PAUL CLAES - EEN VOORPROEF UIT PRUFROCK




Volgend jaar zal het een eeuw geleden zijn dat Prufrock van T.S. Eliot, verscheen. De bundel is nog nooit volledig in het Nederlands vertaald. Als vertaler van The Waste Land vond ik het dan ook een aangename plicht deze lacune te dichten.
         Eliots mentor, Ezra Pound, hielp bij het selecteren en rangschikken van de twaalf gedichten, waarvan de meeste al in een tijdschrift of bloemlezing verschenen waren. Zoals de volledige titel Prufrock and Other Observations zegt, gaat het om ‘observaties’: objectiverende waarnemingen door een individu.
         Eliots modernisme breekt met de romantische gevoelslyriek. Poëzie is voor hem niet zoals voor Wordsworth een ‘spontaan overvloeien van machtige gevoelens’, maar een afstandelijke analyse van gefnuikte verlangens. Zoals de personae van Robert Browning zijn de personages van Eliot maskers waardoor de dichter een levensgevoel vertolkt.
De setting van de gedichten dient als sfeerschepping: de troosteloze buitenwereld evoceert innerlijke droefgeestigheid. De decadente salons spiegelen het ongemak van het hoofdpersonage. De mistige atmosfeer van de voorsteden suggereert zijn besluiteloosheid. De avond en de nacht verbeelden zijn sombere stemming, de verwelkte en verschaalde geur van verval zijn levenswalg.

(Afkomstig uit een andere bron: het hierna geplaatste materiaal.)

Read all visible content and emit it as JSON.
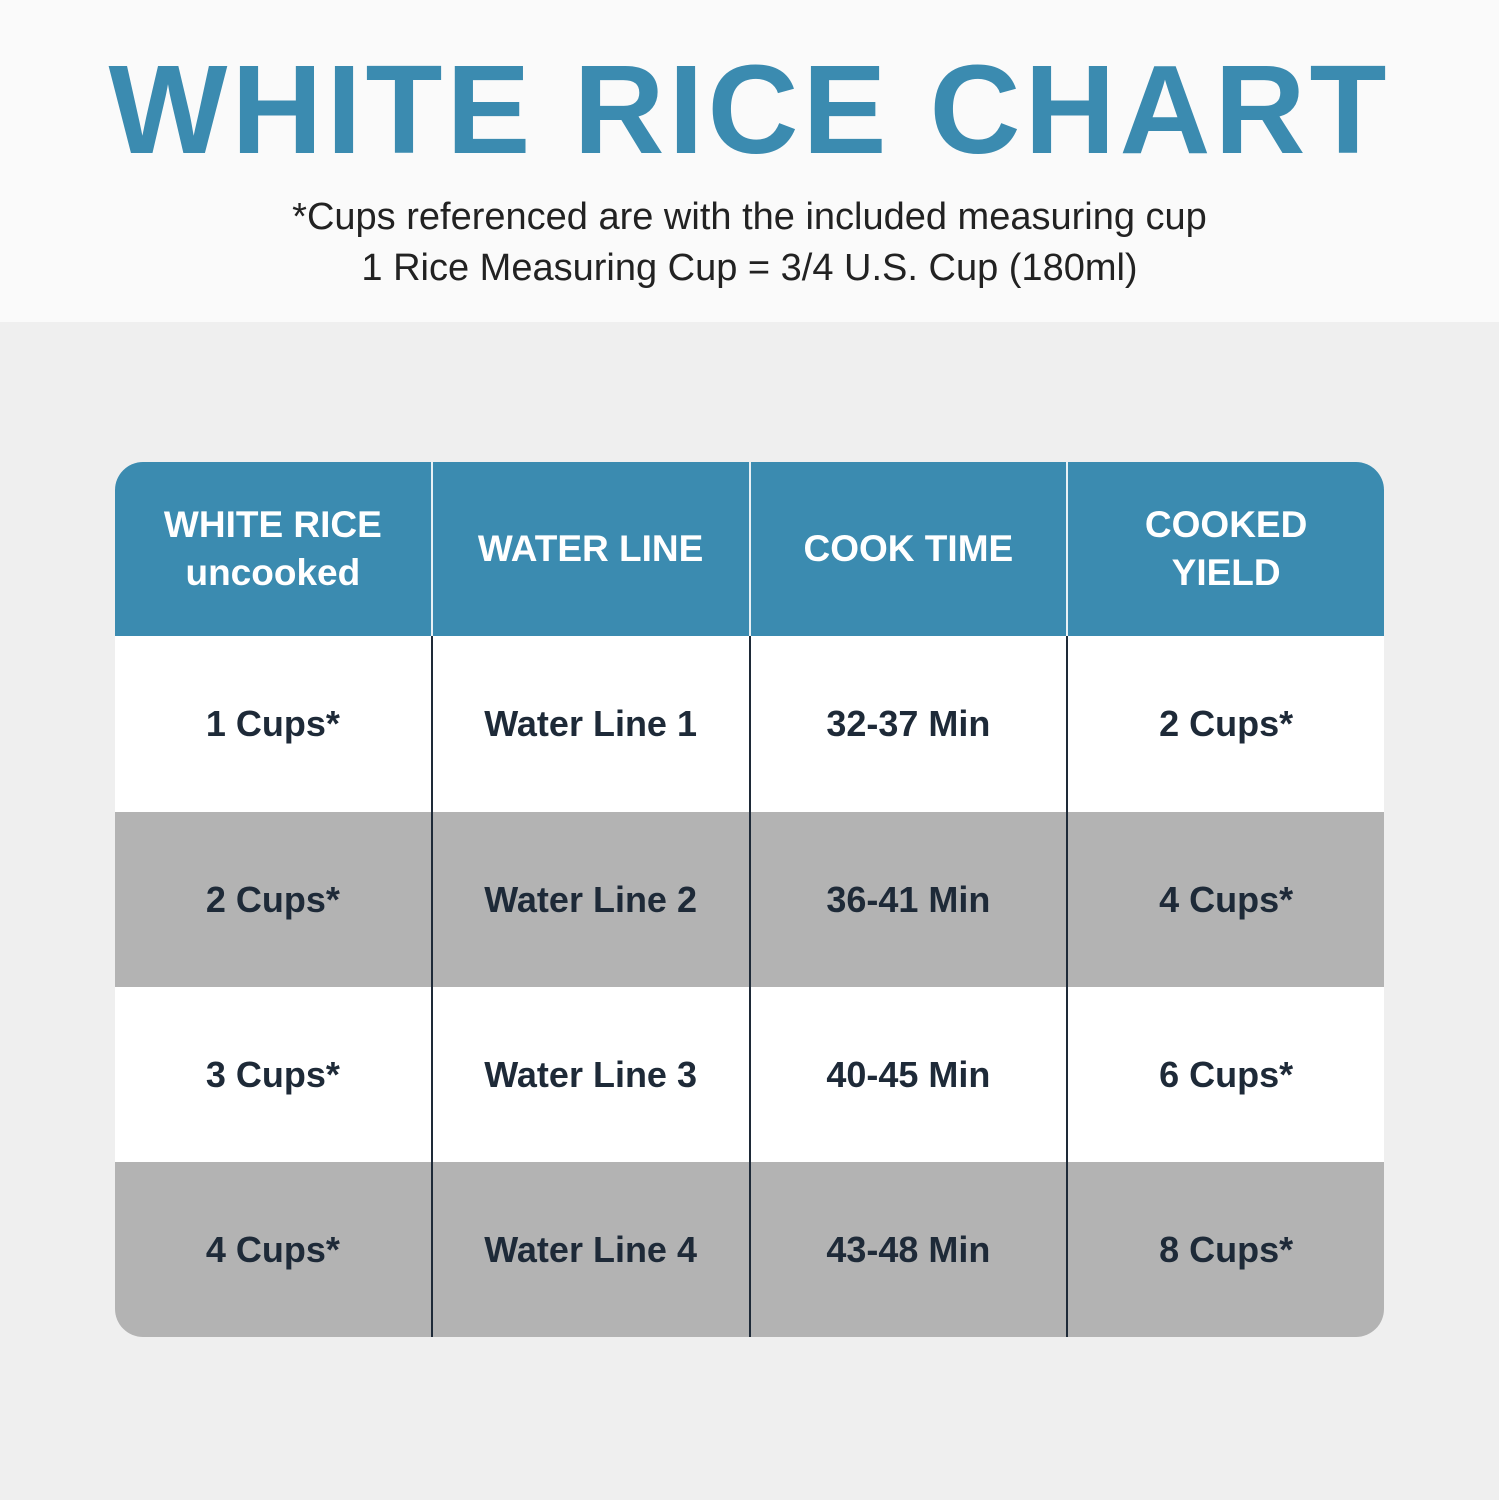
{
  "title": "WHITE RICE CHART",
  "subtitle_line1": "*Cups referenced are with the included measuring cup",
  "subtitle_line2": "1 Rice Measuring Cup = 3/4 U.S. Cup (180ml)",
  "colors": {
    "header": "#3b8bb0",
    "alt_row": "#b3b3b3",
    "text": "#1e2a38"
  },
  "table": {
    "headers": [
      {
        "line1": "WHITE RICE",
        "line2": "uncooked"
      },
      {
        "line1": "WATER LINE",
        "line2": ""
      },
      {
        "line1": "COOK TIME",
        "line2": ""
      },
      {
        "line1": "COOKED",
        "line2": "YIELD"
      }
    ],
    "rows": [
      [
        "1 Cups*",
        "Water Line 1",
        "32-37 Min",
        "2 Cups*"
      ],
      [
        "2 Cups*",
        "Water Line 2",
        "36-41 Min",
        "4 Cups*"
      ],
      [
        "3 Cups*",
        "Water Line 3",
        "40-45 Min",
        "6 Cups*"
      ],
      [
        "4 Cups*",
        "Water Line 4",
        "43-48 Min",
        "8 Cups*"
      ]
    ]
  }
}
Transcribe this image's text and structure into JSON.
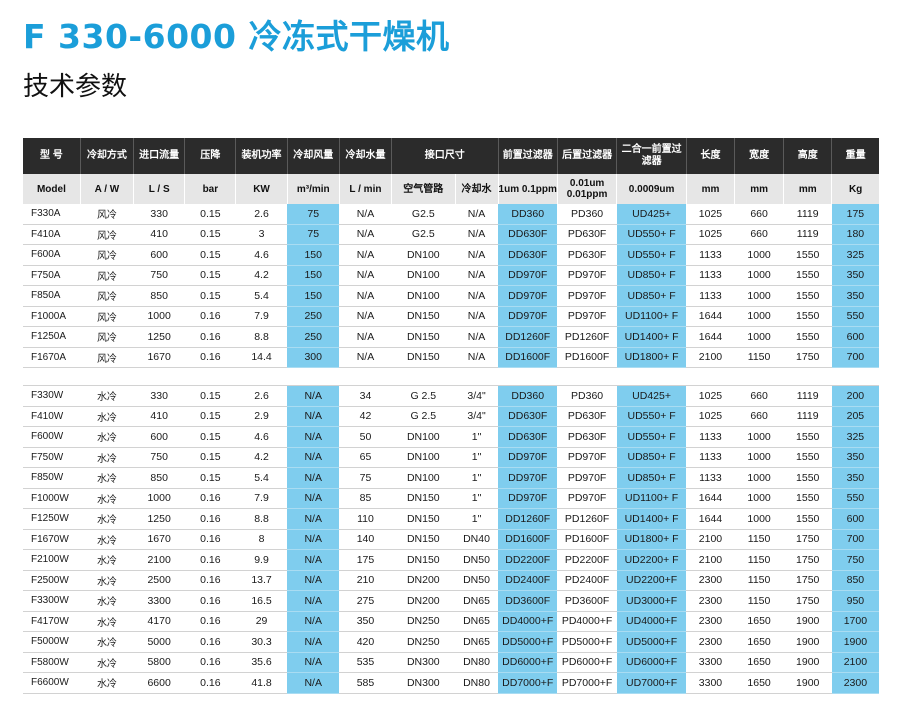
{
  "title": "F 330-6000 冷冻式干燥机",
  "subtitle": "技术参数",
  "header_row1": [
    "型 号",
    "冷却方式",
    "进口流量",
    "压降",
    "装机功率",
    "冷却风量",
    "冷却水量",
    "接口尺寸",
    "前置过滤器",
    "后置过滤器",
    "二合一前置过滤器",
    "长度",
    "宽度",
    "高度",
    "重量"
  ],
  "header_row2": [
    "Model",
    "A / W",
    "L / S",
    "bar",
    "KW",
    "m³/min",
    "L / min",
    "空气管路",
    "冷却水",
    "1um 0.1ppm",
    "0.01um 0.01ppm",
    "0.0009um",
    "mm",
    "mm",
    "mm",
    "Kg"
  ],
  "air_cooled": [
    [
      "F330A",
      "风冷",
      "330",
      "0.15",
      "2.6",
      "75",
      "N/A",
      "G2.5",
      "N/A",
      "DD360",
      "PD360",
      "UD425+",
      "1025",
      "660",
      "1119",
      "175"
    ],
    [
      "F410A",
      "风冷",
      "410",
      "0.15",
      "3",
      "75",
      "N/A",
      "G2.5",
      "N/A",
      "DD630F",
      "PD630F",
      "UD550+ F",
      "1025",
      "660",
      "1119",
      "180"
    ],
    [
      "F600A",
      "风冷",
      "600",
      "0.15",
      "4.6",
      "150",
      "N/A",
      "DN100",
      "N/A",
      "DD630F",
      "PD630F",
      "UD550+ F",
      "1133",
      "1000",
      "1550",
      "325"
    ],
    [
      "F750A",
      "风冷",
      "750",
      "0.15",
      "4.2",
      "150",
      "N/A",
      "DN100",
      "N/A",
      "DD970F",
      "PD970F",
      "UD850+ F",
      "1133",
      "1000",
      "1550",
      "350"
    ],
    [
      "F850A",
      "风冷",
      "850",
      "0.15",
      "5.4",
      "150",
      "N/A",
      "DN100",
      "N/A",
      "DD970F",
      "PD970F",
      "UD850+ F",
      "1133",
      "1000",
      "1550",
      "350"
    ],
    [
      "F1000A",
      "风冷",
      "1000",
      "0.16",
      "7.9",
      "250",
      "N/A",
      "DN150",
      "N/A",
      "DD970F",
      "PD970F",
      "UD1100+ F",
      "1644",
      "1000",
      "1550",
      "550"
    ],
    [
      "F1250A",
      "风冷",
      "1250",
      "0.16",
      "8.8",
      "250",
      "N/A",
      "DN150",
      "N/A",
      "DD1260F",
      "PD1260F",
      "UD1400+ F",
      "1644",
      "1000",
      "1550",
      "600"
    ],
    [
      "F1670A",
      "风冷",
      "1670",
      "0.16",
      "14.4",
      "300",
      "N/A",
      "DN150",
      "N/A",
      "DD1600F",
      "PD1600F",
      "UD1800+ F",
      "2100",
      "1150",
      "1750",
      "700"
    ]
  ],
  "water_cooled": [
    [
      "F330W",
      "水冷",
      "330",
      "0.15",
      "2.6",
      "N/A",
      "34",
      "G 2.5",
      "3/4\"",
      "DD360",
      "PD360",
      "UD425+",
      "1025",
      "660",
      "1119",
      "200"
    ],
    [
      "F410W",
      "水冷",
      "410",
      "0.15",
      "2.9",
      "N/A",
      "42",
      "G 2.5",
      "3/4\"",
      "DD630F",
      "PD630F",
      "UD550+ F",
      "1025",
      "660",
      "1119",
      "205"
    ],
    [
      "F600W",
      "水冷",
      "600",
      "0.15",
      "4.6",
      "N/A",
      "50",
      "DN100",
      "1\"",
      "DD630F",
      "PD630F",
      "UD550+ F",
      "1133",
      "1000",
      "1550",
      "325"
    ],
    [
      "F750W",
      "水冷",
      "750",
      "0.15",
      "4.2",
      "N/A",
      "65",
      "DN100",
      "1\"",
      "DD970F",
      "PD970F",
      "UD850+ F",
      "1133",
      "1000",
      "1550",
      "350"
    ],
    [
      "F850W",
      "水冷",
      "850",
      "0.15",
      "5.4",
      "N/A",
      "75",
      "DN100",
      "1\"",
      "DD970F",
      "PD970F",
      "UD850+ F",
      "1133",
      "1000",
      "1550",
      "350"
    ],
    [
      "F1000W",
      "水冷",
      "1000",
      "0.16",
      "7.9",
      "N/A",
      "85",
      "DN150",
      "1\"",
      "DD970F",
      "PD970F",
      "UD1100+ F",
      "1644",
      "1000",
      "1550",
      "550"
    ],
    [
      "F1250W",
      "水冷",
      "1250",
      "0.16",
      "8.8",
      "N/A",
      "110",
      "DN150",
      "1\"",
      "DD1260F",
      "PD1260F",
      "UD1400+ F",
      "1644",
      "1000",
      "1550",
      "600"
    ],
    [
      "F1670W",
      "水冷",
      "1670",
      "0.16",
      "8",
      "N/A",
      "140",
      "DN150",
      "DN40",
      "DD1600F",
      "PD1600F",
      "UD1800+ F",
      "2100",
      "1150",
      "1750",
      "700"
    ],
    [
      "F2100W",
      "水冷",
      "2100",
      "0.16",
      "9.9",
      "N/A",
      "175",
      "DN150",
      "DN50",
      "DD2200F",
      "PD2200F",
      "UD2200+ F",
      "2100",
      "1150",
      "1750",
      "750"
    ],
    [
      "F2500W",
      "水冷",
      "2500",
      "0.16",
      "13.7",
      "N/A",
      "210",
      "DN200",
      "DN50",
      "DD2400F",
      "PD2400F",
      "UD2200+F",
      "2300",
      "1150",
      "1750",
      "850"
    ],
    [
      "F3300W",
      "水冷",
      "3300",
      "0.16",
      "16.5",
      "N/A",
      "275",
      "DN200",
      "DN65",
      "DD3600F",
      "PD3600F",
      "UD3000+F",
      "2300",
      "1150",
      "1750",
      "950"
    ],
    [
      "F4170W",
      "水冷",
      "4170",
      "0.16",
      "29",
      "N/A",
      "350",
      "DN250",
      "DN65",
      "DD4000+F",
      "PD4000+F",
      "UD4000+F",
      "2300",
      "1650",
      "1900",
      "1700"
    ],
    [
      "F5000W",
      "水冷",
      "5000",
      "0.16",
      "30.3",
      "N/A",
      "420",
      "DN250",
      "DN65",
      "DD5000+F",
      "PD5000+F",
      "UD5000+F",
      "2300",
      "1650",
      "1900",
      "1900"
    ],
    [
      "F5800W",
      "水冷",
      "5800",
      "0.16",
      "35.6",
      "N/A",
      "535",
      "DN300",
      "DN80",
      "DD6000+F",
      "PD6000+F",
      "UD6000+F",
      "3300",
      "1650",
      "1900",
      "2100"
    ],
    [
      "F6600W",
      "水冷",
      "6600",
      "0.16",
      "41.8",
      "N/A",
      "585",
      "DN300",
      "DN80",
      "DD7000+F",
      "PD7000+F",
      "UD7000+F",
      "3300",
      "1650",
      "1900",
      "2300"
    ]
  ],
  "colors": {
    "title": "#1b9ed9",
    "header_dark": "#2b2b2b",
    "header_light": "#e6e6e6",
    "highlight_column": "#7fcdee"
  }
}
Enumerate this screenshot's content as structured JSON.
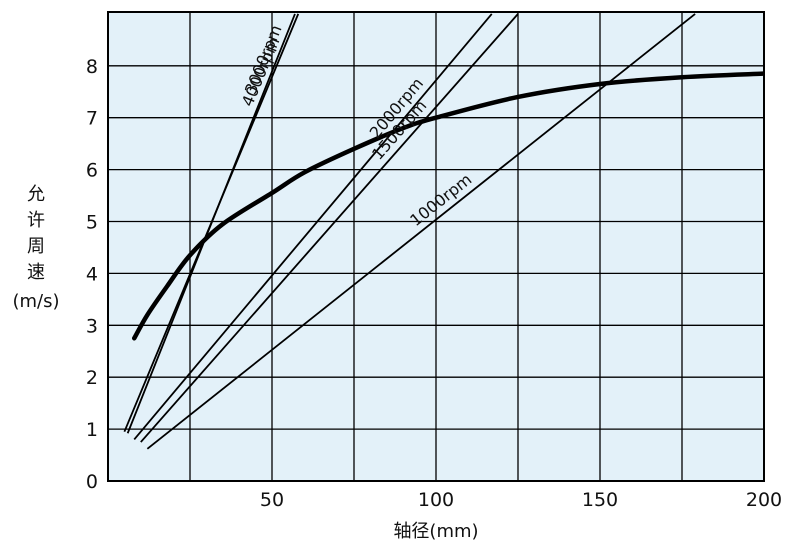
{
  "chart_data": {
    "type": "line",
    "xlabel": "轴径(mm)",
    "ylabel_chars": [
      "允",
      "许",
      "周",
      "速"
    ],
    "ylabel_unit": "(m/s)",
    "xlim": [
      0,
      200
    ],
    "ylim": [
      0,
      9
    ],
    "x_ticks": [
      50,
      100,
      150,
      200
    ],
    "y_ticks": [
      0,
      1,
      2,
      3,
      4,
      5,
      6,
      7,
      8
    ],
    "grid": true,
    "plot_background": "#e3f1f9",
    "line_color": "#000000",
    "limit_curve": {
      "x": [
        8,
        12,
        18,
        25,
        35,
        50,
        60,
        75,
        90,
        100,
        125,
        150,
        175,
        200
      ],
      "y": [
        2.75,
        3.2,
        3.75,
        4.35,
        4.95,
        5.55,
        5.95,
        6.4,
        6.8,
        7.0,
        7.4,
        7.65,
        7.78,
        7.85
      ]
    },
    "series": [
      {
        "name": "4000rpm",
        "x": [
          5,
          58
        ],
        "y": [
          0.95,
          9.0
        ]
      },
      {
        "name": "3000rpm",
        "x": [
          6,
          57
        ],
        "y": [
          0.92,
          9.0
        ]
      },
      {
        "name": "2000rpm",
        "x": [
          8,
          117
        ],
        "y": [
          0.8,
          9.0
        ]
      },
      {
        "name": "1500rpm",
        "x": [
          10,
          125
        ],
        "y": [
          0.75,
          9.0
        ]
      },
      {
        "name": "1000rpm",
        "x": [
          12,
          179
        ],
        "y": [
          0.62,
          9.0
        ]
      }
    ]
  }
}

Eliot past hier al de methode toe die hij later ‘objectief correlaat’ (objective correlative) zou noemen: de projectie van een subjectief gevoel op de objectieve wereld.

***
T.S. Eliot - Fragment uit het titelgedicht


En de namiddag, de avond, slaapt zo vredig!
Door ranke vingers gestreeld
Slaapt hij… vermoeid… of speelt
Dat hij hier op de grond rust naast ons twee.
Waar haal ik na gebak en ijs en thee
De kracht om het ogenblik tot een climax te dwingen?
Maar al heb ik na wenen en vasten, wenen en bidden
Mijn (lichtjes kalend) hoofd op een schaal zien binnendragen,
Ik ben geen profeet – dat kan ik niet vragen;
Ik zag mij één flitsend ogenblik lang verheven
En ik zag de eeuwige Lakei grinnikend mijn jas aangeven,
En ik was gewoonweg bang.

En had het hoe dan ook iets uitgehaald
Na de kopjes, de marmelade, de thee,
Tussen het porselein, tussen de woorden van ons twee,
Had het iets uitgehaald
Glimlachend met de deur in huis te vallen,
Het heelal samen te persen tot een bal en
Tot een verpletterende vraag te rollen,
Te zeggen: ‘Ik ben Lazarus, die uit de dood
Is opgestaan om je alles, alles uit te leggen’ –
Als iemand die een kussen verschikte achter haar hoofd
Dan zei: ‘Dat is helemaal niet wat ik bedoel.
Nee, dat is niet wat ik wou zeggen.’

En had het hoe dan ook iets uitgehaald,
Had het iets uitgehaald
Na de zonsondergangen en de voortuintjes en de besproeide straten,
Na de romans, na de theekopjes, na de rokken die slepen door de zaal –
Na dit, en wat nog allemaal? –
Het is onmogelijk uit te leggen!
Maar alsof een toverlantaarn zenuwen op een scherm projecteerde:
Had het iets uitgehaald
Als iemand die een kussen verschikte of zich ontdeed van een sjaal,
Zich naar het raam toe keerde
En zei: ‘Dat is niet wat ik wou zeggen,
Dat is helemaal niet wat ik bedoel.’

***
___________________
Prufrock zal dit voorjaar in een tweetalige uitgave met een nawoord van Paul Claes verschijnen bij uitgeverij Koppernik.
Paul Claes (1943) is onder meer classicus, prozaïst, dichter, essayist en vertaler. Tot zijn recente publicaties behoren Ziel van mijn ziel. Elegieën (2015), Plastic Love (2013), Zwarte zon. Code van de hermetische poëzie (2013) en de Franse vertaling van Martinus Nijhoff, Awater (2015).